Summertime presents some nice opportunities for learning how to relate better to one another. I bet if you’re a parent of kids still at home, it does in your house too. One of the rules of my house is: “If you come to any of us with accusations, anger, or emotional response of any kind, you may not walk away when you are in the middle of receiving a response. If you are not prepared to hear out a response to a problem/accusation you put forth, you should not present it in the first place.” I told my children that I know adults who do this to me all of the time. They drop their emotion down but run off and sulk without sticking around to hear another perspective. Any issue or relationship worth working out deserves to have both people heard. We better ourselves with stronger, committed relationships if we learn to develop this one important concept. I see this as part of the blessing/curse idea. Working through misunderstandings or upsets needs to be approached from a stance of blessing. Blessing invites openness and vulnerability. Cursing shuts relationships down. I don’t want cursing to enter my body like water or my bones like oil as the Psalmist depicts for us, which suggests to me a “soaking in.” Toxic interactions have a way of soaking in and permeating so many areas of our lives. Grace and love do just the opposite; they cover us:
1 Peter 4:8, Apostle Peter speaking
Above all, love each other deeply, because love covers over a multitude of sins.
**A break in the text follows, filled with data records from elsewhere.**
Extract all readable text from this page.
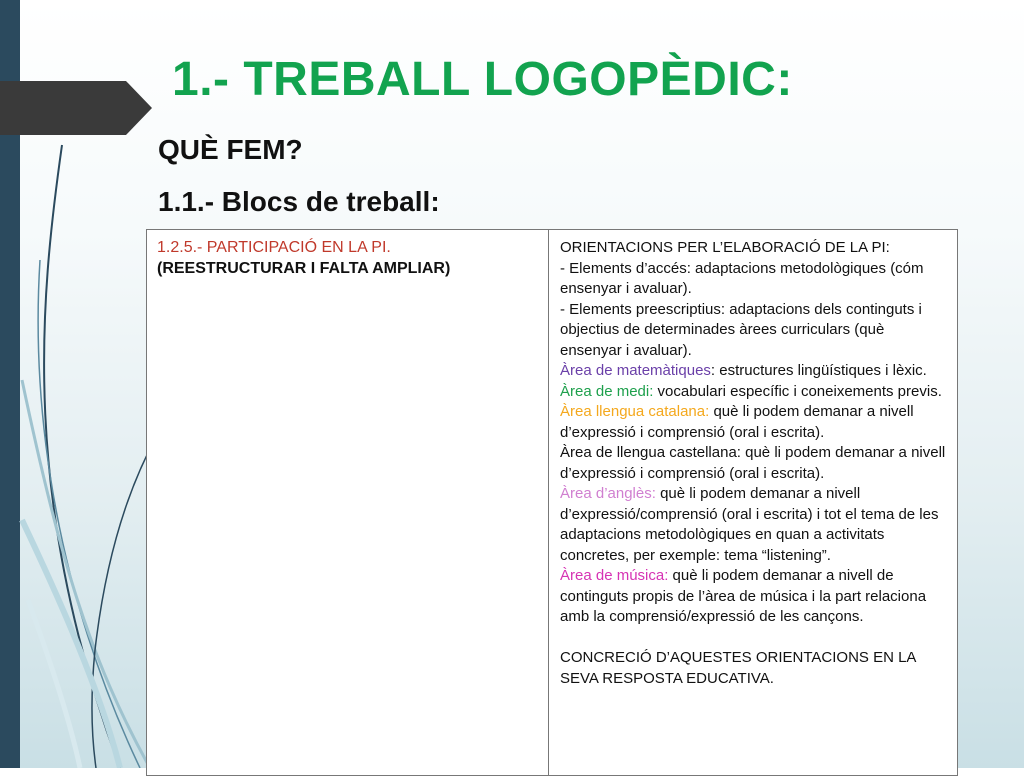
1.- TREBALL LOGOPÈDIC:
QUÈ FEM?
1.1.- Blocs de treball:
1.2.5.- PARTICIPACIÓ EN LA PI.
(REESTRUCTURAR I FALTA AMPLIAR)

ORIENTACIONS PER L’ELABORACIÓ DE LA PI:

- Elements d’accés: adaptacions metodològiques (cóm ensenyar i avaluar).

- Elements preescriptius: adaptacions dels continguts i objectius de determinades àrees curriculars (què ensenyar i avaluar).

Àrea de matemàtiques: estructures lingüístiques i lèxic.

Àrea de medi: vocabulari específic i coneixements previs.

Àrea llengua catalana: què li podem demanar a nivell d’expressió i comprensió (oral i escrita).

Àrea de llengua castellana: què li podem demanar a nivell d’expressió i comprensió (oral i escrita).

Àrea d’anglès: què li podem demanar a nivell d’expressió/comprensió (oral i escrita) i tot el tema de les adaptacions metodològiques en quan a activitats concretes, per exemple: tema “listening”.

Àrea de música: què li podem demanar a nivell de continguts propis de l’àrea de música i la part relaciona amb la comprensió/expressió de les cançons.

CONCRECIÓ D’AQUESTES ORIENTACIONS EN LA SEVA RESPOSTA EDUCATIVA.
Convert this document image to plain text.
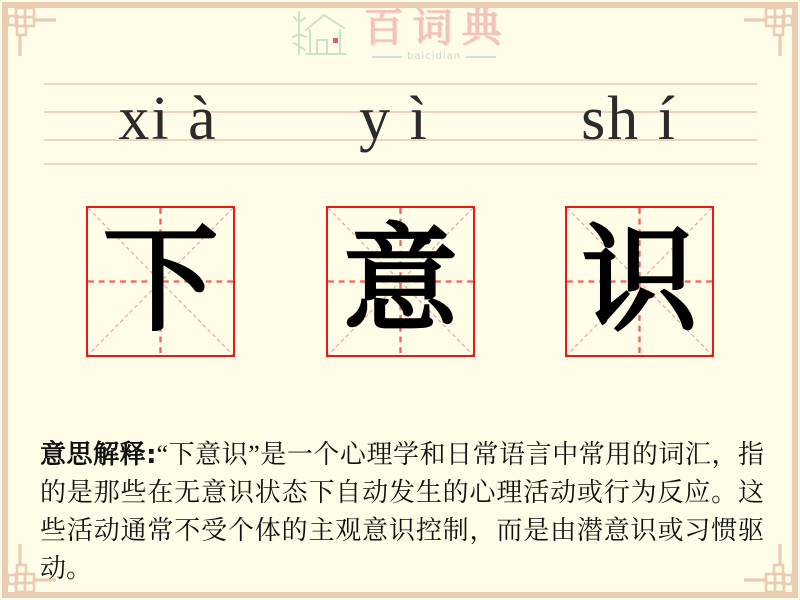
百词典
baicidian
xi à y ì sh í
下 意 识

意思解释:“下意识”是一个心理学和日常语言中常用的词汇，指的是那些在无意识状态下自动发生的心理活动或行为反应。这些活动通常不受个体的主观意识控制，而是由潜意识或习惯驱动。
Along the same lines, I had a difficult “issue of character” discussion with one child at bedtime one night. It wasn’t a huge deal, really, and it was only one area of correction, but this child struggles to receive constructive criticism no matter how delicately it is presented. I waited to make sure it sank in and shared that we all have to be able to take feedback and ask God if it’s something He wants us to correct. Then, because this child bruises easily from feedback, I spent the falling-asleep moments listing all of the things this child does well, areas where I am very pleased, and at Item Number 20, the slight smile gave way to slumber, and peace climbed beside us and laid its head on the pillow as well, a welcome companion. That is not how I conduct myself every day, but when I consult God and come from a standpoint of blessing, informed by His living Word, it is a much more peaceful way to do life.
Just as mourning comes in waves, so does His grace. It rides in on constant tides like a covering of love that soaks into every pore until it fills the heart. There is never grief without grace, if we’d only learn to keep our feet in the Living Water, facing the oncoming surf, not fearing the raging storms, but instead standing steadfast to receive as He gives. If only we stood there in great faith and expectancy, we’d quickly find He never ever stops giving. We’re the ones who lose hope or courage and walk away from the source. His waves of grace chase us and lap at our feet, desiring to heal, to nurture, and to be received, but if our backs are to those waves as we walk away, we never even know what was there for us, what we failed to discover as we walk back inland to where discouragement and fear are ready to take hold and plant roots—only because we gave those dark thoughts permission again. I don’t want to give them permission anymore. I want to sit in tide pools of never-ending grace at the feet of Jesus. If you trust Him, you can sit there too!